For a breath-length, Nolan stared, frozen. Then the creature leaned forward, his maw twisting in a sneer.

SO YOU SEE IT! Yxthul roared. SOMEONE INTERVENES. HAH! My own spawn—killed by some human intervention!

Nolan realized the connection was deeper than simple sight—it tapped into his system, feeding off his fear, amplifying it. He knew he had to buy time—push the bond to fracture before Yxthul could lock onto his mind fully.

"N...not me," Nolan lied, voice righteous. "I’m here in Silver Blade City. Not on that battlefield. Someone else—someone in the carriage—maybe they know how to kill your spawn. Maybe they’re stronger than we thought..."

The flicker returned—half-deleted forest, half-solid demon. Yxthul narrowed his eyes to bright pools of fury.

YOU LIE! he hissed. NO MORTAL CAN ESTABLISH THAT CONNECTION. NOT WITHOUT SACRIFICE...

Nolan inhaled sharply. The lie was closer to truth than fantasy. He’d glimpsed the students later, after they slaughtered spawn in the same manner. It fit. He had to hold the lie.

"I don’t know," Nolan whispered. "But I can’t—can’t leave it be. I’ll figure it out. I’ll—pull them back. Your spawn stop dying, your mana stops surging. Everyone stops paying attention."

Yxthul’s form seems to convulse. His mana dropped precipitously; Nolan felt the oppressive heat recede. The forest scene reappeared, dimmer, jagged—like a broken tape being replayed.

...your bravado is irritating, human. Yxthul’s words came clipped. But you’ve bought yourself a moment. I see... disoriented knights. Fear and confusion. Perhaps... you speak truth. But know this—if those who interfere with my business stand between me and my spawn, I will kill them. Not tomorrow, not later—I will kill them now.

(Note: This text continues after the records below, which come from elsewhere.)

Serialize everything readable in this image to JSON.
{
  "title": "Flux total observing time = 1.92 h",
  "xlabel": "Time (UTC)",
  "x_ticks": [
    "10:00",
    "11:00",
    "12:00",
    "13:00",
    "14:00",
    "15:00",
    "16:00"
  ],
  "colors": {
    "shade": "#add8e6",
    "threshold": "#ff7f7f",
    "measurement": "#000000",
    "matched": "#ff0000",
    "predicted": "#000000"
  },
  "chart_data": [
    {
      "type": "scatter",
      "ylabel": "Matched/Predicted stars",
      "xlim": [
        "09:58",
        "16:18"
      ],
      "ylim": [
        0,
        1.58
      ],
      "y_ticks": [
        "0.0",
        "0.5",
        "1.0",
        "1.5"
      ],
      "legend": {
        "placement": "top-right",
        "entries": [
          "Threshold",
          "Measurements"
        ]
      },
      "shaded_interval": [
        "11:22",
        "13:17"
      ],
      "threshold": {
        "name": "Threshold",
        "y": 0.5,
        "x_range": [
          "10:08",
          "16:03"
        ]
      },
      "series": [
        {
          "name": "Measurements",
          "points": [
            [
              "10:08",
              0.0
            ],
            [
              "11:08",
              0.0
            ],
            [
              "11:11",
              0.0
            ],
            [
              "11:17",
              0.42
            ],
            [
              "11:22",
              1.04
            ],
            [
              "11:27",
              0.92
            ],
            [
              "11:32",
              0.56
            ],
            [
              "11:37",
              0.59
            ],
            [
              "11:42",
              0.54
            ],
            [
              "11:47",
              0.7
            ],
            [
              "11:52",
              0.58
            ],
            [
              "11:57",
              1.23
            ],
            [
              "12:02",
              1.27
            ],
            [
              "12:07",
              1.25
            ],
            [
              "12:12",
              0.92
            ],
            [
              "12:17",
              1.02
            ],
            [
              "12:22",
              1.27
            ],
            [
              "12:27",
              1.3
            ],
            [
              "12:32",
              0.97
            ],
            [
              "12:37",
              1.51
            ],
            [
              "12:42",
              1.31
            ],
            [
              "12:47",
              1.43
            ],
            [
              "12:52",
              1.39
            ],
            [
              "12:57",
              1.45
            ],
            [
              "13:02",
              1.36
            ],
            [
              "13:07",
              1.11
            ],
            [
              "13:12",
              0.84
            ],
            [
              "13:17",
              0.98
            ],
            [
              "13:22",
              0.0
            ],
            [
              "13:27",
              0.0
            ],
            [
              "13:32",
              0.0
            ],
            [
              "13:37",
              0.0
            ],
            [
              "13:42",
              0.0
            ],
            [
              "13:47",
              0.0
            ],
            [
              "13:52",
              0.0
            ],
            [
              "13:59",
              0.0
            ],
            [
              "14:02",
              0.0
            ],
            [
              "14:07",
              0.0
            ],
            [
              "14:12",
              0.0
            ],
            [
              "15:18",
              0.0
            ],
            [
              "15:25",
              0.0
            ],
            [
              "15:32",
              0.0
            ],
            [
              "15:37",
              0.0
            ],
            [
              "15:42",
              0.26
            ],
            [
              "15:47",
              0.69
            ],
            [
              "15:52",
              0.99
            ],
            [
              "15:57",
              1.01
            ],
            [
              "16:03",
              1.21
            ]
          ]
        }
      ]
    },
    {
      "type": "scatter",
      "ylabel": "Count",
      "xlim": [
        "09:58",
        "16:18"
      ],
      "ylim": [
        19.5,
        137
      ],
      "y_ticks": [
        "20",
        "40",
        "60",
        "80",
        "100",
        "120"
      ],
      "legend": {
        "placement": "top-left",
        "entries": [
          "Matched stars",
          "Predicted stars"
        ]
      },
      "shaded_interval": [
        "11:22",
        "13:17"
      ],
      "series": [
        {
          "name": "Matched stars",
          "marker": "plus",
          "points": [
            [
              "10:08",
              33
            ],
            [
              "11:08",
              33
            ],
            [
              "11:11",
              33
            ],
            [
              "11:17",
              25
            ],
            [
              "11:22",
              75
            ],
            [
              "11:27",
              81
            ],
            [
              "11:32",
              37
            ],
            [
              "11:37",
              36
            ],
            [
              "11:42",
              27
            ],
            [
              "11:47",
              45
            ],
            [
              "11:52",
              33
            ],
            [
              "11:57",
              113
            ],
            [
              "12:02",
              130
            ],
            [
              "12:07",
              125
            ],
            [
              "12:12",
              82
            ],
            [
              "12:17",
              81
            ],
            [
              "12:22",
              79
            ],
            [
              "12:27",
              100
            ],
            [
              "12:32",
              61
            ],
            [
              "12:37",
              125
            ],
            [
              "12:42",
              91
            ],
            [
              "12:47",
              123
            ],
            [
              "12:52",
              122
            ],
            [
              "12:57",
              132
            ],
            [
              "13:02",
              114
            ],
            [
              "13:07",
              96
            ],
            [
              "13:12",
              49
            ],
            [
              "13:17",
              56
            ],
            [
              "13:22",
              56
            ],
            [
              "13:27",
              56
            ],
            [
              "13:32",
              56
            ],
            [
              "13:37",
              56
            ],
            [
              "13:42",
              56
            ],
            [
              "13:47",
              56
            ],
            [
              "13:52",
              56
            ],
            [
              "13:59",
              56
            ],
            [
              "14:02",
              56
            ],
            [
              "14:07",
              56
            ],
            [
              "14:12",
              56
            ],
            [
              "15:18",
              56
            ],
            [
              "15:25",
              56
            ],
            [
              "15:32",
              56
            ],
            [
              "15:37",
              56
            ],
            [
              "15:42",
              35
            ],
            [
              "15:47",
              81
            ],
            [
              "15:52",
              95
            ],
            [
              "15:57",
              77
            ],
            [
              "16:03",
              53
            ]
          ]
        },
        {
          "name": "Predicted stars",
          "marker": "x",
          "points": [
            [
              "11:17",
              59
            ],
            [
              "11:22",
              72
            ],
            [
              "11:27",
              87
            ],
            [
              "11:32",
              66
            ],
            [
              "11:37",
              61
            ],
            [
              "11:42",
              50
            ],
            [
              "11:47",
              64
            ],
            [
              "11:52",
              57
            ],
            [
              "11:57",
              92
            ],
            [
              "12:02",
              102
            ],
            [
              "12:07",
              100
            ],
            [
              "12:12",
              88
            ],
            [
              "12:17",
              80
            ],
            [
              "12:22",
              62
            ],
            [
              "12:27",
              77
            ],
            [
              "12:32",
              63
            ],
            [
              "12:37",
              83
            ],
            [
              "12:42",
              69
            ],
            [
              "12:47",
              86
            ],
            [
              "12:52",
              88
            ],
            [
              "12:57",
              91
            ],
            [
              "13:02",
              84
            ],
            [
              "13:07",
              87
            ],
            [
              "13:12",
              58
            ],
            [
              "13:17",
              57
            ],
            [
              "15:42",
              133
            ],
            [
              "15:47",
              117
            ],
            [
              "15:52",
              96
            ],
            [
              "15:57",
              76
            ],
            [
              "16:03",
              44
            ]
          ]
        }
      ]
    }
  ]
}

The image cut away completely.

Nolan found himself back in the villa, alone in the courtyard, heart racing, sweat pearling at his temples.

The surreal half-connection snapped away, leaving only the pounding echo in his chest: He knows. They all know.

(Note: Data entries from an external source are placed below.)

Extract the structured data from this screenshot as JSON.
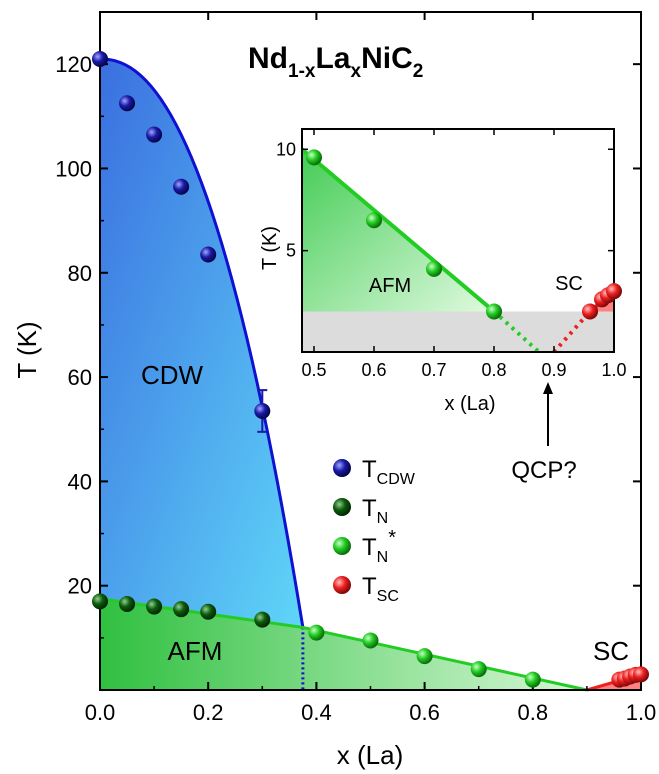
{
  "chart_data": {
    "type": "scatter",
    "title": "Nd1-xLaxNiC2",
    "title_parts": {
      "base1": "Nd",
      "sub1": "1-x",
      "base2": "La",
      "sub2": "x",
      "base3": "NiC",
      "sub3": "2"
    },
    "xlabel": "x (La)",
    "ylabel": "T (K)",
    "xlim": [
      0.0,
      1.0
    ],
    "ylim": [
      0,
      130
    ],
    "xticks": [
      "0.0",
      "0.2",
      "0.4",
      "0.6",
      "0.8",
      "1.0"
    ],
    "yticks": [
      "20",
      "40",
      "60",
      "80",
      "100",
      "120"
    ],
    "regions": {
      "cdw": "CDW",
      "afm": "AFM",
      "sc": "SC"
    },
    "legend": [
      {
        "key": "cdw",
        "base": "T",
        "sub": "CDW",
        "sup": "",
        "color": "#1a1aa8"
      },
      {
        "key": "n",
        "base": "T",
        "sub": "N",
        "sup": "",
        "color": "#0d5c0d"
      },
      {
        "key": "nstar",
        "base": "T",
        "sub": "N",
        "sup": "*",
        "color": "#22cc22"
      },
      {
        "key": "sc",
        "base": "T",
        "sub": "SC",
        "sup": "",
        "color": "#ee2020"
      }
    ],
    "series": [
      {
        "name": "TCDW",
        "color": "#1a1aa8",
        "x": [
          0.0,
          0.05,
          0.1,
          0.15,
          0.2,
          0.3
        ],
        "y": [
          121.0,
          112.5,
          106.5,
          96.5,
          83.5,
          53.5
        ],
        "yerr": [
          0,
          0,
          0,
          0,
          0,
          4.0
        ]
      },
      {
        "name": "TN",
        "color": "#0d5c0d",
        "x": [
          0.0,
          0.05,
          0.1,
          0.15,
          0.2,
          0.3
        ],
        "y": [
          17.0,
          16.5,
          16.0,
          15.5,
          15.0,
          13.5
        ]
      },
      {
        "name": "TN*",
        "color": "#22cc22",
        "x": [
          0.4,
          0.5,
          0.6,
          0.7,
          0.8
        ],
        "y": [
          11.0,
          9.5,
          6.5,
          4.0,
          2.0
        ]
      },
      {
        "name": "TSC",
        "color": "#ee2020",
        "x": [
          0.96,
          0.97,
          0.98,
          0.99,
          1.0
        ],
        "y": [
          2.0,
          2.2,
          2.6,
          2.9,
          3.0
        ]
      }
    ],
    "boundaries": {
      "cdw": {
        "x0": 0.0,
        "y0": 121.0,
        "x1": 0.375,
        "y1": 12.0,
        "color": "#1010d0"
      },
      "cdw_dotted": {
        "x": 0.375,
        "y0": 12.0,
        "y1": 0
      },
      "afm": {
        "x": [
          0.0,
          0.375,
          0.9
        ],
        "y": [
          17.5,
          12.0,
          0
        ],
        "color": "#22cc22"
      },
      "sc": {
        "x": [
          0.9,
          1.0
        ],
        "y": [
          0,
          3.0
        ],
        "color": "#ee2020"
      }
    },
    "inset": {
      "xlabel": "x (La)",
      "ylabel": "T (K)",
      "xlim": [
        0.48,
        1.0
      ],
      "ylim": [
        0,
        11
      ],
      "xticks": [
        "0.5",
        "0.6",
        "0.7",
        "0.8",
        "0.9",
        "1.0"
      ],
      "yticks": [
        "5",
        "10"
      ],
      "labels": {
        "afm": "AFM",
        "sc": "SC"
      },
      "gray_band_below": 2.0,
      "series": [
        {
          "name": "TN*",
          "color": "#22cc22",
          "x": [
            0.5,
            0.6,
            0.7,
            0.8
          ],
          "y": [
            9.6,
            6.5,
            4.1,
            2.0
          ]
        },
        {
          "name": "TSC",
          "color": "#ee2020",
          "x": [
            0.96,
            0.98,
            0.99,
            1.0
          ],
          "y": [
            2.0,
            2.6,
            2.8,
            3.0
          ]
        }
      ],
      "afm_line": {
        "x": [
          0.48,
          0.8
        ],
        "y": [
          10.0,
          2.0
        ]
      },
      "afm_dotted": {
        "x": [
          0.8,
          0.875
        ],
        "y": [
          2.0,
          0
        ]
      },
      "sc_line": {
        "x": [
          0.9,
          1.0
        ],
        "y": [
          0,
          3.0
        ]
      },
      "annotation": {
        "text": "QCP?",
        "x": 0.9
      }
    }
  }
}
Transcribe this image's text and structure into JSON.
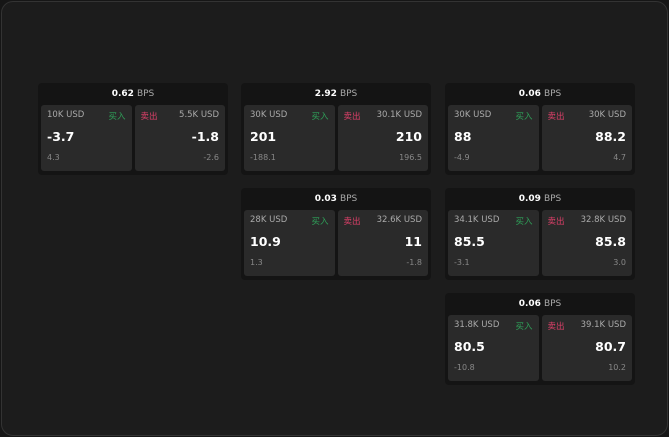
{
  "buy_label": "买入",
  "sell_label": "卖出",
  "unit": "BPS",
  "cards": [
    {
      "spread": "0.62",
      "buy": {
        "size": "10K USD",
        "price": "-3.7",
        "change": "4.3"
      },
      "sell": {
        "size": "5.5K USD",
        "price": "-1.8",
        "change": "-2.6"
      }
    },
    {
      "spread": "2.92",
      "buy": {
        "size": "30K USD",
        "price": "201",
        "change": "-188.1"
      },
      "sell": {
        "size": "30.1K USD",
        "price": "210",
        "change": "196.5"
      }
    },
    {
      "spread": "0.06",
      "buy": {
        "size": "30K USD",
        "price": "88",
        "change": "-4.9"
      },
      "sell": {
        "size": "30K USD",
        "price": "88.2",
        "change": "4.7"
      }
    },
    {
      "spread": "0.03",
      "buy": {
        "size": "28K USD",
        "price": "10.9",
        "change": "1.3"
      },
      "sell": {
        "size": "32.6K USD",
        "price": "11",
        "change": "-1.8"
      }
    },
    {
      "spread": "0.09",
      "buy": {
        "size": "34.1K USD",
        "price": "85.5",
        "change": "-3.1"
      },
      "sell": {
        "size": "32.8K USD",
        "price": "85.8",
        "change": "3.0"
      }
    },
    {
      "spread": "0.06",
      "buy": {
        "size": "31.8K USD",
        "price": "80.5",
        "change": "-10.8"
      },
      "sell": {
        "size": "39.1K USD",
        "price": "80.7",
        "change": "10.2"
      }
    }
  ]
}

He stood motionless, replaying the scene and Yxthul’s words.

The forest, the knights scattered, the students wielding Nolan’s techniques, killing spawn with lethal precision—he hadn’t seen it clearly in the heat of battle. But now he realized: it had to be them. His students.

Fear washed over him with ice water clarity:

Yxthul had just confirmed an invisible bond—a predator picking up the trail of his newly minted prodigies.

Yxthul had said now he would kill them. The voice echoed inside Nolan’s skull: maybe it was him in the carriage, maybe it was them—but whoever it is, they’re next.

He ground his teeth. Anger, adrenaline, guilt, determination coalesced into a fierce resolve. He couldn’t hide anymore.

He couldn’t feign ignorance. He couldn’t let Yxthul murder his students and his allies, or let the dungeon guardian child, his daughter, perish.

The villa walls were silent.

The moon hung high above. Nolan inhaled deeply, pushing down the fear.

Outside, the night breezes whispered. Somewhere, chaos waited. He tightened his cloak and walked toward the villa’s main gate, shoulders braced for a confrontation he knew had to come.

He’d no idea what would happen next—but he knew he would stand for them, for Lirazel, for the new life he’d helped usher in.

If the predator wanted a dance, he’d give it one. If Yxthul wanted war, he’d have a war. And maybe, just maybe, the lone man with an "Internet cheat" had a chance to do more than just survive. He had to.

Nolan stepped onward, into the darkness, heart pounding: "I won’t let them die—on my watch."